Screw modern art.
Did I do that right? That eye-catching intro?
Ahem.
Over the time humans have been creating art, we've also been innovating it, even if those innovations resisted against aesthetic conventions.
Paintings used to serve as tributes, and they eventually developed into status indicators for the wealthy. Then, skipping a few centuries, we arrived at the murky modern-art era and a transition to emotion where we're required to interpret people's creations.
Art is still in this phase of purpose, but with the invention of time-based media, we're able to influence a consumer's emotions. This means that a video game's success is based on an analog response, an up-and-down spectrum of emotion whereas earlier art usually evoked one response.
You don't look at Edvard Munch's The Scream and experience a beautiful horizon and then a horrible scream. You simply look at the painting and feel an emotion.
Games have a huge advantage here. They can summon an emotion just as well if not better than any painting, ultimately controlling the consumer.

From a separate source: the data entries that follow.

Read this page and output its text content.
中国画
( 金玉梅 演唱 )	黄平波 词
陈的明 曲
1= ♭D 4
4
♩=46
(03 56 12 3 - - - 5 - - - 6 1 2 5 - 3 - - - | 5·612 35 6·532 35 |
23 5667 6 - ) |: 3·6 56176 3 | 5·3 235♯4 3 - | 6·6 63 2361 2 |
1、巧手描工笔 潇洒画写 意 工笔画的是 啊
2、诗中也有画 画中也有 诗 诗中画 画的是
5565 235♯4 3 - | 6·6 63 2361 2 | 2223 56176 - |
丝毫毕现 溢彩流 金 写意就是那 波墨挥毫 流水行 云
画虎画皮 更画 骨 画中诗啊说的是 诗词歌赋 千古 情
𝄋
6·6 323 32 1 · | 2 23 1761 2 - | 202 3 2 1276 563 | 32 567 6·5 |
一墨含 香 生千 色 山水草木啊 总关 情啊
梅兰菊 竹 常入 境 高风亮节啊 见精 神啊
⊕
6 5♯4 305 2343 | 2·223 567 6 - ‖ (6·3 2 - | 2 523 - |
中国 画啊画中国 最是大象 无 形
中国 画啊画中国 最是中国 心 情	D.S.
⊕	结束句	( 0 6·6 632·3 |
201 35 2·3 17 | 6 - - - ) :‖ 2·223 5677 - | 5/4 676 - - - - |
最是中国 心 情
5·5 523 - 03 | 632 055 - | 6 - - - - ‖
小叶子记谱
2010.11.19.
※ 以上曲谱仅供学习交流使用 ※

For example, do you remember that moment of fear after stumbling into a corprus-stalker den in the Elder Scrolls III: Morrowind and then the feeling of salvation you felt after clearing it?
Or what about that holy-crap sequence in Halo: Combat Evolved after encountering 343 Guilty Spark?
These were real emotional reactions. You were legitimately scared and then legitimately relieved. Art from 200 years ago had nothing on that.
Video games cater to each individual consumer. They have the ability to give you choice in how a story will unfold. Players can satisfy their desires to be evil or good, strong or stealthy, big or small.
As long as art is about evoking emotion, games will have more control and versatility than any other medium. But impressive interactive narratives aren't widely appreciated because our society stigmatizes them.
The idea of games as an art form finds the same resistance as modern art. But for now, when someone insults World of Warcraft, players will have to bite their lip and quietly appreciate the truest form of creative expression.